Speaking to members of the council, town manager Tom Stritch conceded that the framing of this year’s budget was a ‘difficult task,’ citing a 7% reduction in funding from the Government, the increases in gas and electricity charges and the need to reduce payroll costs by a minimum of 3% with a number of pressing issues facing the local authority.
While on-street and hourly car park charges will not increase in 2009, the cost of annual, monthly, weekly and daily discs for Fermoy’s car parks will increase. Annual costs will rise from €332 to €400, a monthly discs will go up €8 to €42, weekly charges will cost €15, up from €11.70 and daily parking will increase from €2.70 to €3.50.
The rise in parking costs will go towards making up the shortfall in expected income from fines. In 2008 Fermoy Town Council budgeted for an expected €35,000 income from parking fines.
For 2009, however, Mr Stritch said the council could not expect that level of income based on 2008s performance and so budgeted for an expected €25,000 in the twelve months ahead.
Meanwhile the struggling Fermoy Leisure Centre is to raise its prices by some 10% over 2009 to tackle the ‘widening’ year on year gap between the facility’s income and expenditure.
“The ever increasing running costs of a facility such as Fermoy Leisure Centre has made it increasingly difficult to break even on a yearly basis,” Mr Stritch said, adding that the installation of a geothermal heating system did not yield the savings anticipated for the facility. The predicted cost of maintenance for the centre for 2009 is €570,000, up almost €60,000 from 2008. To reflect this the town council hopes to bring in an extra €28,000 through the increase in fees.
The leisure centre will also benefit from the €7,000 redistributed to it from conference expenses forgone by Cllrs Seamus Coleman, Michael Hanley, Peter Merrigan and Brian Power.
Cllr Michael Hanley took issue with the increase, noting that patrons of the leisure centre pool had already been notified of the rise in fees before the matter came before the council for approval.
He added that councillors should be allowed to see the specific increases proposed rather than vote on a ‘vague’ 10% rise, a point supported by Cllr Seamus Coleman.
“I will not support an increase unless I know where the increases are going to,” the Sinn Fein councillor said.
Mayor Tadhg O’Donovan said the increases proposed are at the discretion of the management of the leisure centre and asked that the council show its faith in that management.
Councillors Hanley and Coleman also disagreed with the annual cost attributed to the loan charges on the courthouse. While the overall loan deficit is at some €2million, €187,000 will be paid off the facility in 2009.

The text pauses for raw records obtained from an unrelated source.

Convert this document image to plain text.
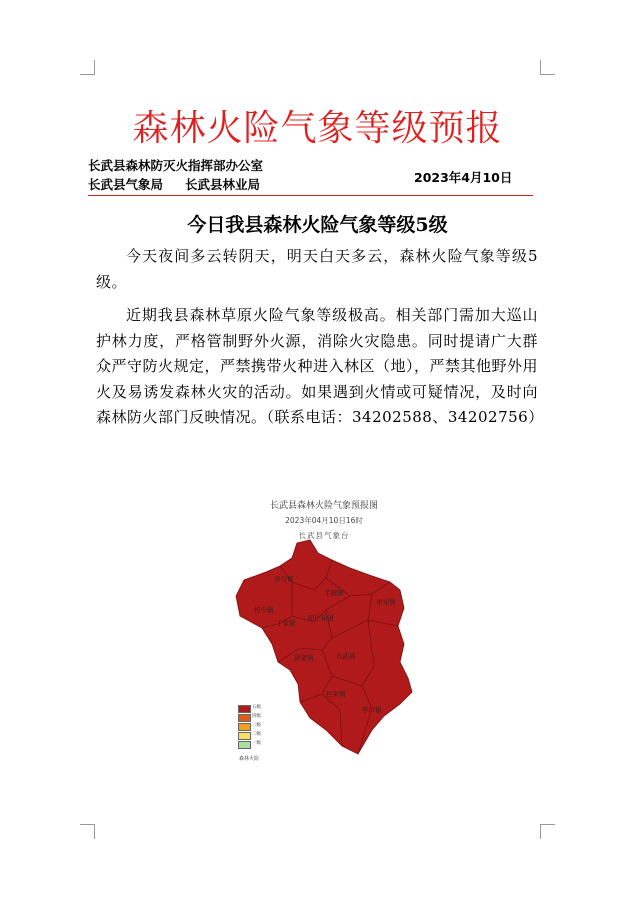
森林火险气象等级预报
长武县森林防灭火指挥部办公室
长武县气象局 长武县林业局	2023年4月10日
今日我县森林火险气象等级5级

今天夜间多云转阴天，明天白天多云，森林火险气象等级5级。

近期我县森林草原火险气象等级极高。相关部门需加大巡山护林力度，严格管制野外火源，消除火灾隐患。同时提请广大群众严守防火规定，严禁携带火种进入林区（地），严禁其他野外用火及易诱发森林火灾的活动。如果遇到火情或可疑情况，及时向森林防火部门反映情况。（联系电话：34202588、34202756）

彭公镇
芋园镇
枣元镇
相公镇
丁家镇
昭仁街道
洪家镇	长武县
巨家镇
亭口镇
长武县森林火险气象预报图
2023年04月10日16时
长武县气象台
五级
四级
三级
二级
一级
森林火险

The town council’s environmental program was narrowly voted in by three votes to two, with some councillors unhappy with the ‘escalating’ costs of street cleaning. The figure for street cleaning is up almost €13,000 to €271,000, with the rise attributed to the cost of replacing the street sweeper.
Mr Stritch told the Council that the reduction in payroll will be achieved by not replacing Town Council employees who are to retire and by ending the contract with one temporary employee who was due to finish in 2009.
The overall budget was passed by four votes to nil, with four abstaining from the vote and Mayor O’Donovan’s casting vote not called upon.